In 2005 I received an unsolicited email from Andrew Jarecki, who introduced himself as a film director pursuing a movie about Robert Durst. He wrote that he had read my book "A Deadly Secret" and wanted to talk to me about optioning the book.
We had a couple of phone conversations and he sent me a copy of his critically acclaimed documentary "Capturing the Friedmans." I watched it, liked it, and after a few more pleasant phone calls I met with Jarecki at a diner off Route 3 in New Jersey just outside Manhattan. With him were his co-producer Marc Smerling and screenwriter Marcus Hinchey. We spent three hours at that diner talking about Durst, my book, his movie, his plans and how much he wanted to see my two years worth of research. He wasn't convinced that Durst was a serial killer, but he thought the book was the deepest, most complete study of Durst and the various investigations that surrounded him.
I left the diner believing his next call would be to my agent to option the book. I previously met with reps from CBS and Showtime in Los Angeles in 2002 when producer Gary Smith owned the rights, but nothing materialized so I thought this could work out. I was intrigued. Jarecki called my agent, but not to buy the book. Instead, he threw us a curveball saying he wanted to hire me as a short term "consultant." In Hollywoodspeak, it was a far cheaper way for Jarecki to gain access to all my research, including the NYPD files on the Kathie Durst investigation, without having to credit the book or pay for the privilage (consider this is a guy who made a few hundred million in 1999 when he sold Moviefone to AOL).
Of course I said no.
Fast forward to 2010. Jarecki's thinly disguised Durst movie, "All Good Things," is now available on pay per view ahead of a theatrical release in December. The film was finished a couple of years ago but has been in film-hell waiting for a distributor. I heard all sorts of rumors as to why the long wait but hoped the film would eventually see the light of day. After all, a successful film would regenerate interest in the Durst story and perhaps help tie a few loose ends, maybe even draw additional interest from law enforcement. I also figured you couldn't really screw up a story that featurers three murders, two investigations, a super-wealthy New York real estate family and a cross-dressing protagonist who dismembered a guy and chucked his body parts in to Galveston Bay, right?

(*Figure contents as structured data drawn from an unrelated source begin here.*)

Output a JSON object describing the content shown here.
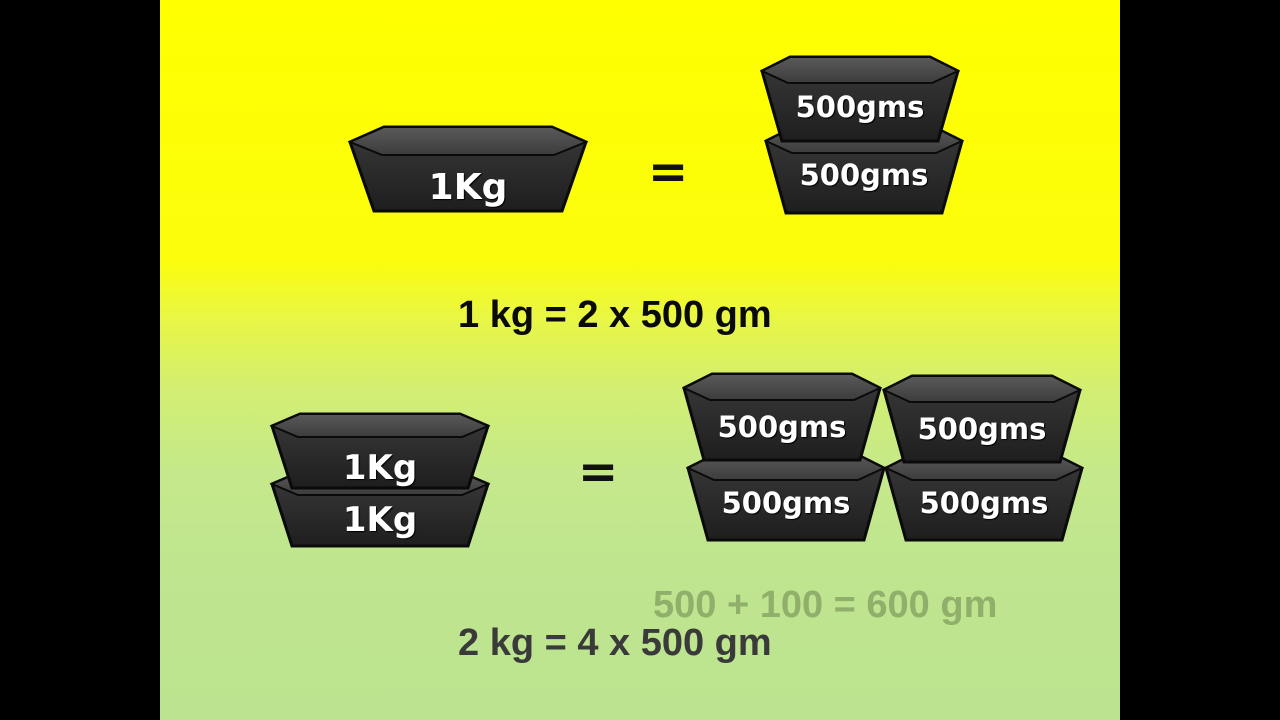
{
  "top_row": {
    "left_weights": [
      {
        "label": "1Kg"
      }
    ],
    "equals": "=",
    "right_weights": [
      {
        "label": "500gms"
      },
      {
        "label": "500gms"
      }
    ]
  },
  "equation_1": "1 kg = 2 x 500 gm",
  "bottom_row": {
    "left_weights": [
      {
        "label": "1Kg"
      },
      {
        "label": "1Kg"
      }
    ],
    "equals": "=",
    "right_weights": [
      {
        "label": "500gms"
      },
      {
        "label": "500gms"
      },
      {
        "label": "500gms"
      },
      {
        "label": "500gms"
      }
    ]
  },
  "equation_2": "2 kg = 4 x 500 gm",
  "equation_faded": "500 + 100 = 600 gm",
  "colors": {
    "background_top": "#ffff00",
    "background_bottom": "#bce38f",
    "weight_body": "#2a2a2a",
    "weight_label": "#ffffff"
  }
}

I ordered "All Good Things" last night, sat down with my wife and when it was over we were both somewhat disappointed, and puzzled. Jarecki did a very good job humanizing a pedophile in "Capturing the Friedman's" but his attempt at adding depth to someone like Robert Durst missed the point entirely. You can't explain away Durst's horrific actions because he smoked pot and was browbeaten by his powerful father, whom Durst blamed for the suicide of his mother. And in trying to humanize Durst, Jarecki ignored his truly terrifying secrets. Though fictionalizing the Durst story (using different names) he did follow the basic script, particularly his early relationship with Kathie. But there's little character development, a lot of stretching of the truth (Morris Black DID NOT kill Susan Berman) and an unsatisfying ending. Knowing Jarecki and his partners read the book from cover to cover (and marked it up with a few thousand Post-Its) I figured there would be a few scenes taken directly from the book (I already had conversations with my attorney). Yes, there were plenty of those, and my reporting on the death of Durst's mother was hijacked, but at the end of the day this is less a Durst movie and more of a sensationalized two-hour version of Law and Order. Jarecki also took liberties with Seymour Durst, portraying the real esate powerbroker as a silent partner in prostitution and porno houses. The Durst family owned buildings that were home to porn theaters, but I never heard anything about them getting payoffs from them. The Durst's weren't thrilled with the portrayal and have threatened a law suit.
Given the all-star cast "All Good Things" will probably generate a little more attention and buzz during its most likely very brief theatrical release in December (supposedly for Oscar consideration).
My advice? Skip the film. Read the book.